State of the debate. A recent FT story suggested that the Chancellor may be planning to increase the scale of the spending cuts planned for after 2025 to make more room for tax cuts in this Budget. The idea here would be to put Labour in an even more difficult position; back the tax cuts and (in the absence of other significant revenue raisers) you effectively endorse the spending cuts, but oppose the cuts and you give the government the dividing line on tax which they want so badly. Previously it had been expected that Labour would choose to back the tax cuts as long as they were targeted at ‘working people’, but recent comments from Shadow Chancellor Rachel Reeves suggest that might not be the case. Reeves argued that public services need an “immediate injection” of cash and said “I will never make any commitments either around spending increases or tax cuts without being able to say where the money is going to come from”. Could this signal a new willingness from Labour to contest the tax cuts and argue instead for public service spending? If so, the polling suggests it could be a popular move.

Weekly Updates

Energy

Publicly owned energy and net-zero. A new report by Common Wealth argues that the current approach to decarbonising the power system, based on “market coordination, premised on private investment, market-based governance and private profitability” will be “slower, more unequal, costlier” than public coordination of the transition. The report explores what a new public green energy generating company could look like and how it would save money, lower energy bills and accelerate the shift towards energy independence. 

Fuel poverty. 3.17 million households are in fuel poverty, according to analysis by the New Economics Foundation’s Chaitanya Kumar of the government’s latest fuel poverty statistics. The data shows that one in three households in England paid more than 10% of their income after housing costs on energy – the highest since 2010.

Tax

Rishi’s tax rate.
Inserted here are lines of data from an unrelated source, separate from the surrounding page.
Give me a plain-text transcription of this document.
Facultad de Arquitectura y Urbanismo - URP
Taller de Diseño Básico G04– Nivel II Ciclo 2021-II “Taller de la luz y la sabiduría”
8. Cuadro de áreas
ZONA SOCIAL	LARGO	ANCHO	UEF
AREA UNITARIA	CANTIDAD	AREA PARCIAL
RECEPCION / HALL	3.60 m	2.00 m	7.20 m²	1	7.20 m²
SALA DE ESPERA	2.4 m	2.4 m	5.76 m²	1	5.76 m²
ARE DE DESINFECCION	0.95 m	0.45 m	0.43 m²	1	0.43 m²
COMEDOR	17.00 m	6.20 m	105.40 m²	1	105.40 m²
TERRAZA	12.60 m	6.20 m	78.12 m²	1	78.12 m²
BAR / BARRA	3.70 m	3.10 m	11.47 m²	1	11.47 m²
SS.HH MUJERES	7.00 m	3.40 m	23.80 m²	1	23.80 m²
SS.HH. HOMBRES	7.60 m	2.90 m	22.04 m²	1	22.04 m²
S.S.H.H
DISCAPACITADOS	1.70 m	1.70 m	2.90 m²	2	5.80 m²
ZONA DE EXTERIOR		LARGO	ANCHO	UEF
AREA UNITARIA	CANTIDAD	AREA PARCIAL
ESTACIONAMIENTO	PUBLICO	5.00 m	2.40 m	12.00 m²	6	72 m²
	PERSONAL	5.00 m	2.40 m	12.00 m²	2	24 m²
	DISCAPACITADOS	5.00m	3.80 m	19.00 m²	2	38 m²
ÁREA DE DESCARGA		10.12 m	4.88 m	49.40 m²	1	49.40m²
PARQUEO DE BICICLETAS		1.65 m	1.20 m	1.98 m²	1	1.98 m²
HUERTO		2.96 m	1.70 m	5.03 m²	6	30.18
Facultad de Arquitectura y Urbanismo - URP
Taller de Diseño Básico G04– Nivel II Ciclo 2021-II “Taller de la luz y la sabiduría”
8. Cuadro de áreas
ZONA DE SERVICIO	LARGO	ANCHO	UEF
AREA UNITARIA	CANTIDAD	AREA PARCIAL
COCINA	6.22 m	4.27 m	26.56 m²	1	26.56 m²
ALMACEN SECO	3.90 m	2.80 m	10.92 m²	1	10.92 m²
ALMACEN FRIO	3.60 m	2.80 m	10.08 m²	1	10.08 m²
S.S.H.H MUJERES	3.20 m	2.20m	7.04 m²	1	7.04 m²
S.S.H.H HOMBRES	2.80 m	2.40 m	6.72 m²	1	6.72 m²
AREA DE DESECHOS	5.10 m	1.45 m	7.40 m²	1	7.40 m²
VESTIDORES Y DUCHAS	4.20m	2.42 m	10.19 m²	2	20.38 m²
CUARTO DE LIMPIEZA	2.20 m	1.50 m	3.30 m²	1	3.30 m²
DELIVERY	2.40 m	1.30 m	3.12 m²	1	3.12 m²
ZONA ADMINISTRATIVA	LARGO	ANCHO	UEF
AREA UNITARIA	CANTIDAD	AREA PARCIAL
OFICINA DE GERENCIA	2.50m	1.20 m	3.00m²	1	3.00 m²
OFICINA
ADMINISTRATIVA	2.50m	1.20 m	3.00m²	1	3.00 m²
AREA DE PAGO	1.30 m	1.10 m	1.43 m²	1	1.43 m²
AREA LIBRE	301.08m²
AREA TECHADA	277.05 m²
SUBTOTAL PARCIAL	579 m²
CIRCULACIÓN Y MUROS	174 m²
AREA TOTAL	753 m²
Analysis by Tax Justice UK has found that the Prime Minister is paying the same rate of tax as the average teacher. Because most of Rishi Sunak’s earnings come from financial investments rather than work, and with capital gains tax capped at 20%, he only paid an effective tax rate of 23% – the same rate paid by someone earning £41,000 from employment. 

Welfare

Child benefit. A new briefing by the Women’s Budget Group discusses the shortfalls of the current Child Benefit system, and argues in favour of returning to a “stronger universal system designed to meet the needs of parents and children alike”. It argues that the High Income Child Benefit Charge (HICBC) “undermines the effectiveness of a universal child benefit” and equates to cutting funding to families estimated by around £4 billion a year.

Health

Heart disease and prosperity. A new report by the Institute for Public Policy Research (IPPR) argues that stalling progress on cardiovascular disease undermines “individual and national prosperity” as it is one of the most common reasons why people are too ill to work. The report outlines how to improve prevention, condition management and research on the issue.